LE gouvernement du Zimbabwe a regroupé 11 licences d’autorités locales différentes en une seule licence commerciale unitaire pour améliorer la facilité de faire des affaires.
La réduction des frais devrait stimuler l’entrepreneuriat, encourager la formalisation des entités et créer des fonds gratuits pour investir dans la croissance et la création d’emplois.
L’examen fait suite à des représentations d’acteurs de l’industrie et du commerce, qui ont exprimé leur inquiétude quant à la multiplicité et aux licences coûteuses nécessaires pour exploiter des entreprises en toute légalité.
La nouvelle politique regroupe 11 licences d’autorités locales différentes en une seule licence de magasin unifiée.
Ce sursis, accueilli avec optimisme par diverses parties prenantes, s’étend à divers secteurs, notamment la vente au détail, le tourisme, l’alimentation et la confiserie, le commerce des alcools et les boucheries.
« Auparavant, une licence d’usine alimentaire pouvait à elle seule coûter à une entreprise jusqu’à 2 300 dollars. Désormais, ce coût total, ainsi que 10 autres, est absorbé par une simple licence », a déclaré le ministre des Finances, du Développement économique et de la Promotion des investissements, le professeur Mthuli Ncube, dans un communiqué ce week-end.
Les magasins de bouteilles opérant dans un magasin de détail agréé n’auront plus besoin d’une licence distincte, tandis que les entreprises spécialisées dans le commerce de gros et de détail n’auront besoin que d’un seul permis.
Les usines intégrées et les points de vente au détail situés dans les mêmes locaux seront couverts par une seule licence, réduisant ainsi de multiples coûts réglementaires.
En outre, les supermarchés sont exemptés des exigences de licence de la Zimbabwe Tourism Authority (ZTA), à moins qu’ils n’exercent leurs activités dans des juridictions touristiques désignées.
Pour protéger les petites et moyennes entreprises (PME), le gouvernement a ordonné aux conseils de fixer une échelle mobile pour les droits de licence, avec une limite maximale de 500 dollars américains.

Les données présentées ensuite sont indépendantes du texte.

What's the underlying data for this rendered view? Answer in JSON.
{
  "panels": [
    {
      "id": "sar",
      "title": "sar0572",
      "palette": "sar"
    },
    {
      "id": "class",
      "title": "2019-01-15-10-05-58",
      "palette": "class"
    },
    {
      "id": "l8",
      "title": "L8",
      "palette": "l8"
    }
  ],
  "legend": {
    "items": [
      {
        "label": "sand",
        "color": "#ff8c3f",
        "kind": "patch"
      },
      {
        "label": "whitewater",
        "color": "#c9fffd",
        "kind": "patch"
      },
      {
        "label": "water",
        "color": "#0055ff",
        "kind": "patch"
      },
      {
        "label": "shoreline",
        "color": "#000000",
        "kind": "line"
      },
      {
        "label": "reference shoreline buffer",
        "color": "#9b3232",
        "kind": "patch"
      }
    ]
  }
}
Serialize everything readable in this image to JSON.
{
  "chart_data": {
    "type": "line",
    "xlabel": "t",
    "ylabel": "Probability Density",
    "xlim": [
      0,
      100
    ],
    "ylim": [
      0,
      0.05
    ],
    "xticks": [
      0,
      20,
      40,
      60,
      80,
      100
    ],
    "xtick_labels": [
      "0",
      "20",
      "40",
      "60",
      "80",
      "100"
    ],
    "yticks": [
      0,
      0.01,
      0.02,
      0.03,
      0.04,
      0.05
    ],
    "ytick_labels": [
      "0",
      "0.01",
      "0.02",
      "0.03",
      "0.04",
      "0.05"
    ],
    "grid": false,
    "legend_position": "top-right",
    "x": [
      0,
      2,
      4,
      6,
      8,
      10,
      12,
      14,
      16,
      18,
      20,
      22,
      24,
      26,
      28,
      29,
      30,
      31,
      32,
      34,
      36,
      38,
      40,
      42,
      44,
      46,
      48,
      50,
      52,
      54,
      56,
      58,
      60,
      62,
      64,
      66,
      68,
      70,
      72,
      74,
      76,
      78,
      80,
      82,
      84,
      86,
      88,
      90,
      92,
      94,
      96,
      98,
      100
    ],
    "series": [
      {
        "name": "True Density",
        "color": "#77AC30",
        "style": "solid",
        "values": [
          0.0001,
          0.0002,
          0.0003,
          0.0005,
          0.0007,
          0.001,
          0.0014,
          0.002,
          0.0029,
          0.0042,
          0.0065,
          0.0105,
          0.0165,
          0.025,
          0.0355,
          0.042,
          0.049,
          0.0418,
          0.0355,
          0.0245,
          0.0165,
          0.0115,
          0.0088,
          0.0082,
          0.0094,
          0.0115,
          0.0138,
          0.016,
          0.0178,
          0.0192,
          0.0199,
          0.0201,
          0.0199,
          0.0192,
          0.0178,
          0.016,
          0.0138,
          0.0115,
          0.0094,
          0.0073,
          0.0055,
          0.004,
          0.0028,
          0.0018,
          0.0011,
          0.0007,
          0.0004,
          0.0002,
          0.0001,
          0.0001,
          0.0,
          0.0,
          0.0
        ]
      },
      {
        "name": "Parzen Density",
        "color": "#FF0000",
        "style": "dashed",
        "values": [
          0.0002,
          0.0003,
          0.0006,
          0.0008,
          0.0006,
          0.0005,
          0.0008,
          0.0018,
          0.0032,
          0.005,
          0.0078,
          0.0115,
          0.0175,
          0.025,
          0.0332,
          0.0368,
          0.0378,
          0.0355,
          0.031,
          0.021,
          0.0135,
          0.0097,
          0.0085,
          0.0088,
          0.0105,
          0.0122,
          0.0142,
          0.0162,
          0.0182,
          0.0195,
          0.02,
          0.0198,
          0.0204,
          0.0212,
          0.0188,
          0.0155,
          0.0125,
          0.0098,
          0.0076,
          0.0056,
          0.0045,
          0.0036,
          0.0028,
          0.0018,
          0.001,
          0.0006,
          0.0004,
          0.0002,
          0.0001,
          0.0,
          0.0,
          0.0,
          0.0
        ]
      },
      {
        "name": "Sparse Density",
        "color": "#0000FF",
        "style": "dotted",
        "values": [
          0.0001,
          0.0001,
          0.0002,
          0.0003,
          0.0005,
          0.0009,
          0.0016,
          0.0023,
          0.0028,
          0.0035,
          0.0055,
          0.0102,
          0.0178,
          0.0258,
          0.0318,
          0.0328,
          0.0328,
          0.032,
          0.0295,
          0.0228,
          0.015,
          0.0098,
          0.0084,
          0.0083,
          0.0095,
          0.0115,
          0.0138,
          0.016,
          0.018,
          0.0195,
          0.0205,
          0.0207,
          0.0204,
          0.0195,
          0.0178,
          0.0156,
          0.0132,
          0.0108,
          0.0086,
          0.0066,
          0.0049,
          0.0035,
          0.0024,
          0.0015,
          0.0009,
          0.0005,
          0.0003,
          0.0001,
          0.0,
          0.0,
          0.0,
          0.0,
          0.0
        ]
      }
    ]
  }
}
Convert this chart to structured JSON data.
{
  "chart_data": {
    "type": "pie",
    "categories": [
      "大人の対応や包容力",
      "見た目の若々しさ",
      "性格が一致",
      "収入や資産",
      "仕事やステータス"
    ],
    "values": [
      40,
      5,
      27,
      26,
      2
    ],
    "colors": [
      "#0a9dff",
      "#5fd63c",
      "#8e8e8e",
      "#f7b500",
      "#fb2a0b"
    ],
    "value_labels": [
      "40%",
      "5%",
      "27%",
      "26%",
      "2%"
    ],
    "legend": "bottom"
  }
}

Cette mesure vise à garantir que le coût de l’activité reste proportionné à la taille de l’entreprise, offrant ainsi un soulagement significatif aux opérateurs émergents.
« Ces mesures visent à contribuer à la création d’un environnement économique favorable dans lequel des emplois seront créés, la productivité sera améliorée dans tous les secteurs de l’économie et l’atteinte de taux de croissance élevés grâce à l’amélioration de la facilité de faire des affaires », a déclaré Ncube.
« Le gouvernement reste déterminé à améliorer l’environnement des affaires afin d’encourager les investissements nationaux et étrangers dans lesquels le Zimbabwe peut devenir une société à revenu intermédiaire supérieur d’ici 2030.
« Le secteur de la vente au détail est l’un des secteurs à la croissance la plus rapide au Zimbabwe, et pour le renforcer davantage, le gouvernement a décidé de supprimer la fragmentation des licences », a ajouté Ncube.
L’Autorité de contrôle médical du Zimbabwe (MCAZ) a également supprimé le permis de vente de produits vétérinaires, car ses fonctions chevauchent celles du Département des services vétérinaires.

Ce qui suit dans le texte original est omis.